The reasons for the minimization of self-interest in debates over foreign policy are obvious. For decades, the animating ideology of US global power has been liberal humanitarianism. This ideology works only insofar as its promoters can claim that rabid interventionism and war profiteering are in fact expressions of a selfless, almost millenarian desire to bring the world, by the barrel of a gun if necessary, towards liberal democracy. Thus we are saving the world from authoritarianism or terrorism, or we are making it safe for democracy or freedom or free trade. We are, in short, always working towards the salvation of the world. Lest anyone think that our motives are insincere, lest anyone suggest that only a privileged elite benefits from US interventionism, or that what appears as humanitarianism is in actuality a crusader complex—lest any such accusations arise, the foreign policy establishment must be able to pretend that its raison d’être is, first and foremost, the peace and prosperity of all humankind.

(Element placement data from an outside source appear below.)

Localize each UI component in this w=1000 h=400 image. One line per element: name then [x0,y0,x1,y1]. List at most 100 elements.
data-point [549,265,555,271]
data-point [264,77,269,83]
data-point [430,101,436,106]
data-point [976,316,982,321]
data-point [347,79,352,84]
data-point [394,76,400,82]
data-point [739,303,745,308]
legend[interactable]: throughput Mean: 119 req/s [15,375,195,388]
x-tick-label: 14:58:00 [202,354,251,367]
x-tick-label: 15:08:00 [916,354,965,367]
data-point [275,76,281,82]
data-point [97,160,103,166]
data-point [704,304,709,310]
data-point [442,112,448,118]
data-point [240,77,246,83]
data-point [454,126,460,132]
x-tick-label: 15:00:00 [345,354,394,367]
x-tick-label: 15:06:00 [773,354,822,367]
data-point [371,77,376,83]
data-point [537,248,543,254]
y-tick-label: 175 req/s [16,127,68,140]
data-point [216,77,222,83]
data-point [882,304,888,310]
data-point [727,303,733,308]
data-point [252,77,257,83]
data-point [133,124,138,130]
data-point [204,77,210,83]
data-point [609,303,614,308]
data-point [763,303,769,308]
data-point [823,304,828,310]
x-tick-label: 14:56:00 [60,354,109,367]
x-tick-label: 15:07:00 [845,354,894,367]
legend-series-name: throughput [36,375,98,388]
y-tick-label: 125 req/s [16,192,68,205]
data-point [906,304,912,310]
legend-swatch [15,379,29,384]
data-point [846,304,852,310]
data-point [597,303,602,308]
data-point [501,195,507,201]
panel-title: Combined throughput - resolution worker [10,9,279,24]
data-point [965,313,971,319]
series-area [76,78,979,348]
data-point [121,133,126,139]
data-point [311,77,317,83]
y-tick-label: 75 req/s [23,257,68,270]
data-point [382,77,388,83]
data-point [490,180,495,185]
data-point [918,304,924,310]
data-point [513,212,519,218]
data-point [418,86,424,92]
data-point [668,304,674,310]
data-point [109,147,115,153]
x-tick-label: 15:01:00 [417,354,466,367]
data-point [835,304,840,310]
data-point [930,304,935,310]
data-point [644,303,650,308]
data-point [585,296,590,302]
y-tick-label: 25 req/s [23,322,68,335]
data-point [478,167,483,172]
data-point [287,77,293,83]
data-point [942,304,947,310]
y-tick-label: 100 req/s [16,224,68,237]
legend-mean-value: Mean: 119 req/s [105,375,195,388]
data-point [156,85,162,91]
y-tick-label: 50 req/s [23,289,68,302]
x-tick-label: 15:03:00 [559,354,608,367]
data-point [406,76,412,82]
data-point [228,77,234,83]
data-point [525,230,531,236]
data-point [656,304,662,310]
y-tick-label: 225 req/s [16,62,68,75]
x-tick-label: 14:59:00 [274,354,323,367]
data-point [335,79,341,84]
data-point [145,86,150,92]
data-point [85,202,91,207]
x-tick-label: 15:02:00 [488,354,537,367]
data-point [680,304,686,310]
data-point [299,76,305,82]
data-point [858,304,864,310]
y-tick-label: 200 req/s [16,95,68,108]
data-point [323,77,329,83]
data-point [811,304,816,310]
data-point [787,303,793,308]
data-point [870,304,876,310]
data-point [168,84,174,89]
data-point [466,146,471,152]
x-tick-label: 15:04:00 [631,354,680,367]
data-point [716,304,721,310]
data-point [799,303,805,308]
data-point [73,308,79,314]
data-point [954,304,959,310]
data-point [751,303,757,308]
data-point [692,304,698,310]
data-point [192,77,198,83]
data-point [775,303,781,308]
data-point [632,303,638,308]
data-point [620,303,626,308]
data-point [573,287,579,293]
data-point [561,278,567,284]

By centering foreign policy debates around such lofty ideals, the foreign policy establishment can avoid acknowledging the truth: the truth that we are poorer, less respected, less influential, and less safe today than we were, not only on September 6, 2001, but on December 31, 1991. Far from improving the lot of ordinary Americans, the immense sums spent on national “defense” have done little but destroy the lives of millions abroad while squandering so many possibilities for national renewal at home. As genocidal extermination continues in Gaza, as we reach an inflection point in the war in Ukraine, and as we sleep walk towards catastrophe in Asia and the Middle East, it is incumbent upon us to break through the conspiracy of silence on the subject self-interest: the self-interest of “real America,” of “the 99%.”
How do we do this? We do it by developing ever more persuasive arguments that highlight the immense damage that our foreign policy establishment has done to our economic well-being and national security. We do it by asking each other whether we wish to live in a country where the annual budget for national “defense” has exceeded $850 billion, even as as many as 13% percent of the population is “food insecure” (i.e., hungry), real wages have been stagnant for fifty years, wealth inequality has skyrocketed, longevity and educational achievement has declined, and deaths of despair have soared—including among veterans, who are killing themselves at a rate of nearly 17 people per day.
Finally, we need to ask our fellow Americans whether they wish to live in a world where their government is increasingly isolated on the world stage, is shredding the “rules based order” tenuously established after WWII, is increasing the threat of nuclear armageddon, and is flaunting the human and political rights of non-Americans (and sometimes of Americans themselves). We must ask these questions, and we must propose answers backed-up by reasoned argument and researched data. We must convince our fellow Americans, not of their (again, incontrovertible) complicity, but of the fact that an unchecked, unethical, and frankly psychopathic foreign policy establishment serves none of our own interests as Americans: our interests of living in a prosperous society, a respected nation, and a peaceful world.
One day, Americans will be forced to deal, en masse, with the tragic fact that, as Frederick Douglas once put it, “there is not a nation on the earth guilty of practices more shocking and bloody than are the people of the United States.” Until then, and if we wish to build a majoritarian movement that can put an end to these practices today, the appeal to self-interest is our best hope.